Assim, numa de grande au­to­crí­tica, o Go­verno ad­mite que se ex­plica mal, pre­su­mindo-se que esse é pra­ti­ca­mente o seu único de­feito. Trata-se, pois, de re­me­diar essa fra­gi­li­dade e, para tanto, o Go­verno tomou pro­vi­dên­cias drás­ticas: um «bri­e­fing» diário. Pa­rece que à imagem e se­me­lhança do que faz o exe­cu­tivo norte-ame­ri­cano, a co­meçar pela adopção da pa­lavra que desde logo su­gere um con­junto de vir­tudes: sín­tese, atenção ao es­sen­cial, im­pacto. Para pro­ta­go­nizar esse re­forço quo­ti­diano falou-se ini­ci­al­mente do mi­nistro Poi­ares Ma­duro, im­por­tado de bri­lhantes ac­ti­vi­dades no es­tran­geiro, mas mais re­cen­te­mente ouviu-se falar num outro ele­mento, esse re­cru­tado in­ter­na­mente, o dr. Pedro Lomba, que in­gressou no exe­cu­tivo com o pi­to­resco posto de se­cre­tário de Es­tado ad­junto do mi­nistro ad­junto do pri­meiro-mi­nistro. No mo­mento em que esta cró­nica é ali­nha­vada a questão não se mostra es­cla­re­cida, isto é, ainda não é ní­tido quem virá, dia após dia, ex­plicar ao povão a acção go­ver­na­tiva e, even­tu­al­mente, o país e o mundo; mas já é claro que o Go­verno iden­ti­ficou a im­por­tância fun­da­mental da co­mu­ni­cação so­cial na for­mação do que se de­signa por «opi­nião pú­blica» ou, di­zendo-o de outro modo, na ba­talha das ideias. E está ele, Go­verno, cheio de razão. Nou­tros tempos, tinha o go­verno a co­mo­di­dade de dispor da cen­sura ins­ti­tu­ci­o­na­li­zada, de poder im­pedir vozes me­diá­ticas dis­so­nantes, isto para não falar da PIDE e dos seus mé­todos de ra­dical efi­cácia; hoje, coi­tados, têm os go­vernos a vida mais di­fícil.
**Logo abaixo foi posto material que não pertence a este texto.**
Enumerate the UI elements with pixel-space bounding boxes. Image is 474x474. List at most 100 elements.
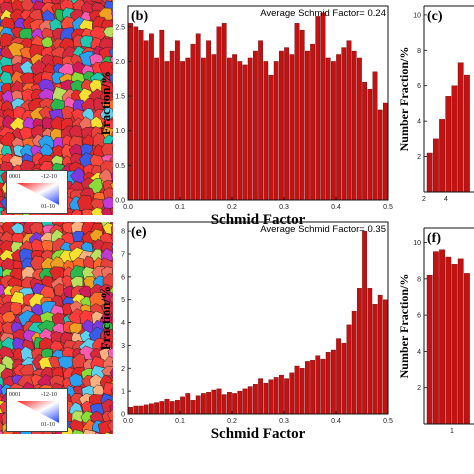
histogram-bar: [174, 400, 180, 415]
histogram-bar: [351, 310, 357, 415]
histogram-bar: [426, 152, 433, 193]
histogram-bar: [284, 47, 289, 201]
y-tick-label: 4: [121, 320, 125, 327]
histogram-bar: [299, 30, 305, 201]
histogram-bar: [211, 54, 217, 201]
average-schmid-annotation: Average Schmid Factor= 0.35: [260, 224, 386, 235]
grain: [0, 91, 4, 102]
grain: [90, 207, 105, 215]
ipf-triangle-top: [17, 183, 59, 205]
histogram-bar: [357, 288, 362, 415]
histogram-bar: [464, 273, 470, 425]
grain: [110, 315, 113, 326]
histogram-bar: [279, 50, 284, 201]
histogram-bar: [457, 258, 464, 425]
histogram-bar: [195, 395, 201, 415]
histogram-bar: [439, 119, 445, 193]
histogram-bar: [320, 358, 326, 415]
x-tick-label: 0.2: [227, 418, 237, 425]
y-axis-label: Fraction/%: [98, 71, 113, 135]
x-axis-label: Schmid Factor: [211, 212, 306, 228]
histogram-bar: [336, 338, 341, 415]
histogram-bar: [383, 299, 388, 415]
grain: [109, 294, 113, 305]
grain: [110, 224, 113, 234]
histogram-bar: [200, 393, 206, 415]
x-tick-label: 0.3: [279, 204, 289, 211]
grain: [109, 206, 113, 215]
histogram-bar: [169, 50, 175, 201]
grain: [112, 334, 113, 338]
y-tick-label: 6: [121, 274, 125, 281]
x-tick-label: 1: [450, 428, 454, 435]
histogram-bar: [180, 61, 185, 201]
x-axis-label: Schmid Factor: [211, 426, 306, 442]
histogram-bar: [457, 62, 464, 193]
histogram-bar: [357, 57, 362, 201]
histogram-bar: [331, 349, 336, 415]
histogram-bar: [325, 57, 331, 201]
histogram-bar: [362, 82, 367, 201]
chart-b: 0.0 0.5 1.0 1.5 2.0 2.5 0.0 0.1 0.2 0.3 0.4 0.5 (b) A…: [98, 5, 393, 228]
histogram-bar: [211, 389, 217, 415]
histogram-bar: [252, 384, 258, 415]
histogram-bar: [279, 374, 284, 415]
histogram-bar: [367, 88, 373, 201]
y-tick-label: 8: [417, 276, 421, 283]
y-tick-label: 1.0: [115, 128, 125, 135]
y-tick-label: 8: [417, 48, 421, 55]
histogram-bar: [195, 33, 201, 201]
y-tick-label: 3: [121, 343, 125, 350]
histogram-bar: [310, 360, 315, 415]
y-tick-label: 10: [413, 12, 421, 19]
y-tick-label: 1.5: [115, 94, 125, 101]
grain: [111, 244, 113, 251]
grain: [111, 10, 113, 20]
x-tick-label: 0.1: [175, 418, 185, 425]
grain: [109, 431, 113, 434]
y-axis-label: Number Fraction/%: [397, 47, 411, 152]
grain: [0, 430, 4, 434]
histogram-bar: [433, 251, 439, 425]
histogram-bar: [377, 294, 383, 415]
y-tick-label: 4: [417, 119, 421, 126]
panel-label: (e): [131, 225, 147, 240]
grain: [111, 270, 113, 276]
grain: [79, 35, 93, 48]
grain: [110, 232, 113, 241]
histogram-bar: [164, 61, 170, 201]
x-tick-label: 2: [422, 196, 426, 203]
histogram-bar: [289, 372, 295, 415]
key-label-01-10: 01-10: [41, 422, 55, 428]
histogram-bar: [315, 355, 321, 415]
histogram-bar: [148, 403, 154, 415]
plot-frame: [127, 5, 389, 201]
histogram-bar: [216, 388, 222, 415]
histogram-bar: [185, 57, 191, 201]
histogram-bar: [367, 288, 373, 415]
x-tick-label: 0.4: [331, 204, 341, 211]
histogram-bar: [180, 396, 185, 415]
histogram-bar: [148, 33, 154, 201]
ipf-color-key-top: 0001 -12-10 01-10: [6, 170, 68, 214]
plot-frame: [127, 221, 389, 415]
grain: [107, 408, 113, 424]
grain: [69, 419, 85, 434]
histogram-bar: [294, 365, 300, 415]
histogram-bar: [200, 57, 206, 201]
histogram-bar: [268, 379, 274, 415]
key-label-12-10: -12-10: [41, 392, 57, 398]
grain: [110, 0, 113, 3]
histogram-bar: [133, 26, 139, 201]
y-axis-label: Fraction/%: [98, 286, 113, 350]
ebsd-map-bottom: [0, 222, 113, 434]
histogram-bar: [294, 23, 300, 201]
histogram-bar: [185, 393, 191, 415]
histogram-bar: [169, 401, 175, 415]
y-tick-label: 7: [121, 252, 125, 259]
histogram-bar: [372, 71, 378, 201]
y-tick-label: 2.0: [115, 59, 125, 66]
y-tick-label: 8: [121, 229, 125, 236]
histogram-bar: [439, 249, 445, 425]
x-tick-label: 4: [444, 196, 448, 203]
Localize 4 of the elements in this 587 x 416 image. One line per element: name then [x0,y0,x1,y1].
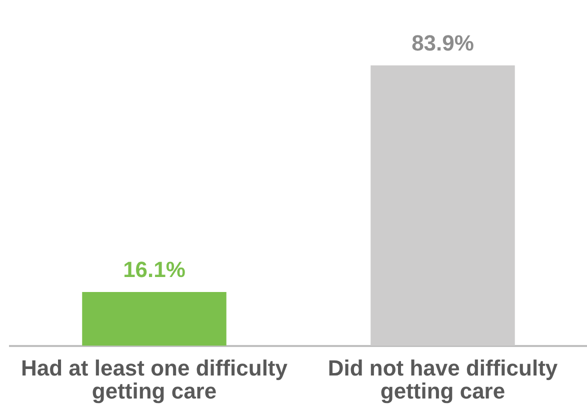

A in­tro­dução dos «bri­e­fing» diá­rios cor­res­ponde, pois, ao re­co­nhe­ci­mento de que a frente co­mu­ni­ca­ci­onal tem uma pri­mei­rís­sima im­por­tância, e o caso é que esse óbvio re­co­nhe­ci­mento é uma im­plí­cita cha­mada de atenção, quase uma ori­en­tação, também para os que se opõem a este Go­verno, até a este mo­delo po­lí­tico. Pe­rante a evi­dência de que o Go­verno re­força os seus meios de «in­for­mação» por ter des­co­berto a ne­ces­si­dade de adensar os ne­vo­eiros lan­çados sobre a re­a­li­dade, é for­çoso me­lhorar e mul­ti­plicar as formas de os dis­sipar. Afinal, esta pro­vi­dência go­ver­na­tiva pode servir-nos como útil in­di­cação para o quo­ti­diano com­bate contra a im­pos­tura. E, neste sen­tido, até po­demos convir que se trata de uma boa ideia.